The Centre for Democracy and Development (CDD), Abuja, has suggested ways Nigeria can avert a constitutional crisis over the controversial suspension of the Chief Justice of Nigeria (CJN), Walter Onnoghen, by President Muhammadu Buhari.
Mr Buhari’s appointment of Ibrahim Muhammed as the acting CJN has been condemned and rejected by the opposition and several Nigerians who are concerned about the independence of the judiciary and the fate of constitutional democracy in the country.
The opposition has accused Mr Buhari of paving way for the rigging of the forthcoming general elections, with the suspension of Mr Onnoghen, who is facing trial at the Code of Conduct Tribunal for alleged false declaration of assets.
The president is seeking a second term in office in a crucial election holding on February 16. His main challenger is Atiku Abubakar, a wealthy businessman and former vice president of Nigeria.
Weighing in on the controversy, the CDD said in a statement issued on Sunday that President Buhari “should immediately retrace his steps and withdraw the illegal appointment of Tanko Mohammed as Acting Chief Justice of Nigeria.”

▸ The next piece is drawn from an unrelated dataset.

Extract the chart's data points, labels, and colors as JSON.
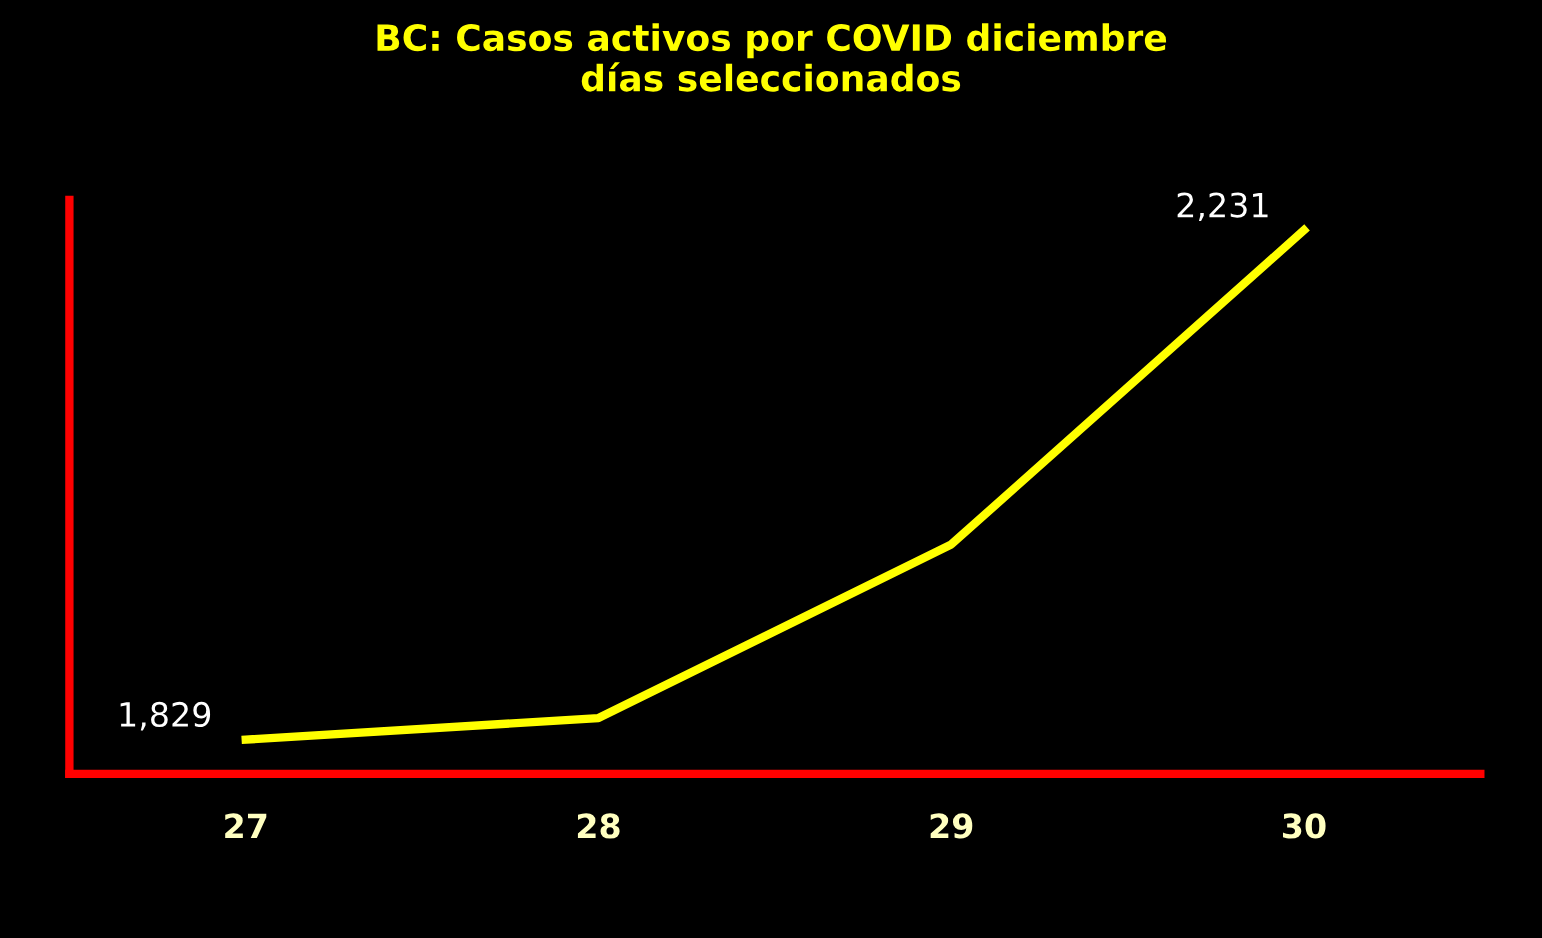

The CDD also called on Mr Onnoghen to resign his position as the CJN.
“Chief Justice Walter Onnoghen has serious charges levelled against him, and it is morally reprehensible for him to continue to stay in office until all matters are judiciously dispensed with, CDD, therefore, call on Justice Onnoghen to immediately step down and convene the National Judicial Council to meet and make a determination on the way forward,” the CDD said in the statement signed by its director, Idayat Hassan.
The CDD, which expressed concern about the “entrenched culture of corruption and impunity in the country”, said, however, that President Buhari’s actions over the Onnoghen matter were “delegitimising” the forthcoming elections.
It said the president was aware he has no power to suspend the CJN and therefore found justification by claiming he was obeying a directive from the Code of Conduct Tribunal.
The tribunal too, the CDD said, has no such powers to direct the president to suspend the CJN.
“The Centre for Democracy and Development (CDD) strongly avers that the President must backtrack from his action as a prerequisite for resolving the predicament we find ourselves in as a country,” the statement said.
The statement added, “It beholds on the National Judicial Council to ensure justice is not just done but seen to be done in the CJN matter.”